Transgender issues

Prohibition of discrimination on the basis of ‘gender identity’ and ‘gender expression’ is a relatively new issue in the East Asian region. The UN Committee on Economic Social and Cultural Rights includes within ‘sex’, ‘the social construction of gender stereotypes, prejudices and expected roles, which have created obstacles to the equal fulfillment of economic, social and

cultural rights’ (CESCR 2009). Using this definition of ‘sex’, discrimination on the basis of gender expression would be discrimination on the basis of ‘sex’.

In 1996 the European Court of Justice held that discrimination on the basis of sex reassignment was discrimination on the basis of sex and, for that reason, was contrary to EU law (P v S 1996). Anti-discrimination laws that cover gender identity are mandatory in the EU, and increasingly common in other parts of the West. The constitution approved in Bolivia in January 2009 was the first in the world to expressly ban discrimination on grounds of gender identity, as well as sexual orientation.

Laws on rape often apply only when the victim is a woman. In September 2009 the Korean Supreme Court recognised a male-to-female transsexual as a woman in the context of the criminal law provision on rape, though the designation of ‘sex’ in the family register had not been changed in the particular case. A case in 2010 in Vietnam was dismissed on the basis that a post-operative male-to-female transsexual was still considered a man (UNDP 2011: 5).

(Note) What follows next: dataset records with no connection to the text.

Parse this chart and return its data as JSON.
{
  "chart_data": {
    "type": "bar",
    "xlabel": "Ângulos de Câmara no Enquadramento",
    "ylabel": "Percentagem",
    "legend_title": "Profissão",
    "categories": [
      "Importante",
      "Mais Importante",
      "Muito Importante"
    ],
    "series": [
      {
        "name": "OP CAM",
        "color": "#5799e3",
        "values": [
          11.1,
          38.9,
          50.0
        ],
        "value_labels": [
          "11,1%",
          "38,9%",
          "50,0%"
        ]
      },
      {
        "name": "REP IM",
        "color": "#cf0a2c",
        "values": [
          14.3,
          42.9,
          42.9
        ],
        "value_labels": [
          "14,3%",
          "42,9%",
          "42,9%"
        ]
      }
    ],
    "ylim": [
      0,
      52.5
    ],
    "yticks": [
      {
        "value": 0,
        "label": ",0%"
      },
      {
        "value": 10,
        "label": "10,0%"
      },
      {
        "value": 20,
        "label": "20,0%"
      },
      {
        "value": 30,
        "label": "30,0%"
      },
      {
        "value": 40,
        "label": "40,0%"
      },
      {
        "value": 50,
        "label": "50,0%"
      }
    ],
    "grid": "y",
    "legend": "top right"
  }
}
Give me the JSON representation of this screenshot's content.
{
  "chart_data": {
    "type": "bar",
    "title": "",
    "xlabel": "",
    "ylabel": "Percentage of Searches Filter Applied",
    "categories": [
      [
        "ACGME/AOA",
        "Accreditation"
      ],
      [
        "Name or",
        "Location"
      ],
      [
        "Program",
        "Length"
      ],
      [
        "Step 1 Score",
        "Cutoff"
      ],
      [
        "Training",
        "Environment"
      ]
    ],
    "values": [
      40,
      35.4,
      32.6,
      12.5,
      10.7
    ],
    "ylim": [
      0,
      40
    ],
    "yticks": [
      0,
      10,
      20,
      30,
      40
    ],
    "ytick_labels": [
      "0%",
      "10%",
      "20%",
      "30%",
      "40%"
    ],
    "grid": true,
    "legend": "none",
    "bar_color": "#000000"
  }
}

Discrimination on the basis of ‘gender expression’ is a separate issue. In Price Waterhouse v Hopkins the United States Supreme Court in 1989 held that a firm’s decision not to grant a partnership to a highly successful employee had been based on the fact that she was not sufficiently feminine (Price Waterhouse v Hopkins 1989). She had been told to wear make-up and jewellery, and to take a course at a ‘charm school’. This was held to be ‘sex stereotyping’ and a form of discrimination on the basis of ‘sex’, in violation of US law. This is the most significant decision, internationally, on discrimination on the basis of ‘gender expression’.